We continued down the trail, through Goblins Underpass and Fat Man Squeeze. “So I guess we already went through Fairyland Caverns,” my friend Brooke said after a while, disappointment in her voice. My cackle bounced off the boulders. “No, no,” I said. “You will absolutely know when you’ve gone through Fairyland Caverns.”

And soon enough we were there. A purple-lit stairwell dropped us down, down, down into the earth. Frieda Carter and her sculptor had carved dozens of niches into the rock walls, and each contained a miniature scene from a fairy tale or a nursery rhyme, the figures and sets all painted in colors that pulsed like neon under hidden black lights. Day-Glo Goldilocks ran, in perpetuity, from an oddly muscular trio of Bears; the Three Men in a Tub patiently awaited rescue, knocked back and forth on their same old motorized sea. And around one bend, the route opened wide into a big room with black walls and ceiling receding into infinity, the centerpiece a sprawling landscape: Mother Goose Village. Jack and Jill tumbled along the hill they’d been falling down for decades; vacant-eyed Humpty Dumpty teetered atop his wall, forever on the verge of his own fall; the Dish ran away with the Spoon, and the Cow jumped over the Moon; and Cinderella’s castle glowed above it all, as poised and garish as ever.

My friends kept looking at one another, bug-eyed and laughing. Cora perched on her dad’s hip, mesmerized, the white stars on her pink dress glowing eerie blue. Somehow I’d been that small once, staring from my own parents’ arms at these same strange displays, their oddity barely matching the oddness of my own child mind. All of this had once seemed as natural to me as the boulders and the rhododendrons, and therefore more normal than the whole rest of the world. Here, I realized, was the crux of my confused Rock City memories. Mother Goose Village had once loomed so large in my consciousness that I’d taken to actively downgrading it, overcorrecting for time’s known tendency to inflate and exaggerate. I’d been so certain it would turn out to be small and sad, but it was even bigger and stranger than my original recollections. And it was only here, in the wacky heart of the place, where the air seemed to thin and time to flatten, that I could begin to see what I’d seen here before.

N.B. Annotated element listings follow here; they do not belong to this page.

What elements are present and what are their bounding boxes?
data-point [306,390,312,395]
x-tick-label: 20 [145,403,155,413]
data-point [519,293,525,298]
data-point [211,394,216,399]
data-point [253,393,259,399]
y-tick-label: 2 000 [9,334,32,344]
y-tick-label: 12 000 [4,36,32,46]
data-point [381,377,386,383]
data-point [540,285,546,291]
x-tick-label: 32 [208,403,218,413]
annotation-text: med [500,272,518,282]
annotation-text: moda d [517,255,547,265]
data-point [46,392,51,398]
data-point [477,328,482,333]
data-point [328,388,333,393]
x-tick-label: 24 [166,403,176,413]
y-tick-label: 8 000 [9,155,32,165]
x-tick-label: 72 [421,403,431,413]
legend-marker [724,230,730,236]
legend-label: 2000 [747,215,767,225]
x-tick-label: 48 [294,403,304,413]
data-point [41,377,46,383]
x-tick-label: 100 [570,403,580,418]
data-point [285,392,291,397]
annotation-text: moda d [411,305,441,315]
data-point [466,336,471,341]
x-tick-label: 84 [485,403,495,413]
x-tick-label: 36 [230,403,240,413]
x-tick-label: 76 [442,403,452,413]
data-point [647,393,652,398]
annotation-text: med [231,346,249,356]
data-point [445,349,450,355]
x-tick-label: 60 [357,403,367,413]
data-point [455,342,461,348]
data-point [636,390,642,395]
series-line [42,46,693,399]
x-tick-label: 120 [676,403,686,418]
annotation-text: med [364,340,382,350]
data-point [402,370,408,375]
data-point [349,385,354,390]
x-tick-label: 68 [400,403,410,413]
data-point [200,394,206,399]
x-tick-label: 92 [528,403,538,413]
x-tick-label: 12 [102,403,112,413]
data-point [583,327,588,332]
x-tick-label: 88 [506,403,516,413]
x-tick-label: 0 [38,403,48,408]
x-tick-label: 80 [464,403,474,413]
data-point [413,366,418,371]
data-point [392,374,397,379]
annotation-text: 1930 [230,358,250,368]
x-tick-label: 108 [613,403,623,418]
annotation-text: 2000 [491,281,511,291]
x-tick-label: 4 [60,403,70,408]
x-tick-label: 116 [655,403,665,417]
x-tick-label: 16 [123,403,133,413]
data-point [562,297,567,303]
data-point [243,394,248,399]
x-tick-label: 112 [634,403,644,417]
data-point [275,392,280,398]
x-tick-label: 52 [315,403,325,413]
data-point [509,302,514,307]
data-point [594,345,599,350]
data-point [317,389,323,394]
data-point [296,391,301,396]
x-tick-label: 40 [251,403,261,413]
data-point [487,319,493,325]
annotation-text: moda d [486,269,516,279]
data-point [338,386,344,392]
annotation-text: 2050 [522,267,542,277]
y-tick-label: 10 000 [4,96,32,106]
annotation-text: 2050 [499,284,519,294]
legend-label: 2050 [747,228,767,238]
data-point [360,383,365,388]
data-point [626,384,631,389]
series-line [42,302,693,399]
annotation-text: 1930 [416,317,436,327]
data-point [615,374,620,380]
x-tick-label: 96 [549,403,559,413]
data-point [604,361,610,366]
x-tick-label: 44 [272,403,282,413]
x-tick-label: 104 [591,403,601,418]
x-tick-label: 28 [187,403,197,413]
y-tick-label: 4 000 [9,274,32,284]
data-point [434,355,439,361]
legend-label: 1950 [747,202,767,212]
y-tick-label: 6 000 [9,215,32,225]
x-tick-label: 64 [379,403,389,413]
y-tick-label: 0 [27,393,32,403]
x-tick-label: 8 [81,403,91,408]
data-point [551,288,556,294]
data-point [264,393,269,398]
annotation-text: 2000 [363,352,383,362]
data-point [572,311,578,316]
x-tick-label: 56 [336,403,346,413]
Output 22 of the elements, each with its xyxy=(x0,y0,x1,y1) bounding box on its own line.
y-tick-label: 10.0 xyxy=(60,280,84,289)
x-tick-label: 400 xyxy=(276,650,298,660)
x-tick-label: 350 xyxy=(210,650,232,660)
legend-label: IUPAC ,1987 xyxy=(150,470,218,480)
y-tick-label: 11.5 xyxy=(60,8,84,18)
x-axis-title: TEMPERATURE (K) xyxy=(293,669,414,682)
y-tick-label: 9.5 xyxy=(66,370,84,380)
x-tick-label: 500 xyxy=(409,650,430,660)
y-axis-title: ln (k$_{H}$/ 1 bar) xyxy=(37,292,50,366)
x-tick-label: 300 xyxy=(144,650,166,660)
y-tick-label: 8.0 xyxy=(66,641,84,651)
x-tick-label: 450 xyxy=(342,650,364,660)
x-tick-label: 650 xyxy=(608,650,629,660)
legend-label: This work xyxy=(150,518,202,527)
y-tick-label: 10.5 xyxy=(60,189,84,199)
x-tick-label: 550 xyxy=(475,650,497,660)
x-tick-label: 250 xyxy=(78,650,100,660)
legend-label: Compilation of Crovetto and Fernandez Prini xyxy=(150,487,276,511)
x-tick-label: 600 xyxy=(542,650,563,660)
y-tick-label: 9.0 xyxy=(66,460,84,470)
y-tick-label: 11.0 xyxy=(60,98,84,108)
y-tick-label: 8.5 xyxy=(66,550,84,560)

We spilled out of the Caverns laughing and blinking into the sun. “Man oh man,” my friend Austin said, shaking his head. “You really undersold this place. It’s so weird and great.” Cora’s wide eyes were still fixed on the dark hole from which we’d just emerged. In thirty-something years, I wondered, would she return with her own children and her own foggy memories of the place, bracing herself for disappointment and instead finding firm reassurance that you actually can go home again, so long as home is this one particular Depression-era tourist trap? For one dreamy moment, I knew the answer was yes.

I rode the high of my relief all the way to the end of the path, which deposited us back at the gift shop. Among the bric-a-brac emblazoned with the park’s signature demand, I found a Christmas ornament designed to look like one of the Rock City birdhouses designed to look like the Rock City barns. The ideal souvenir for this place—a thing that was and wasn’t a series of even more familiar things. I plucked one from the display, paid for it, and slipped it into my bag on the way to the car, already beginning to forget whatever it was I thought I knew about wherever it was I thought I’d just been. Same as it ever was, same as it should always be.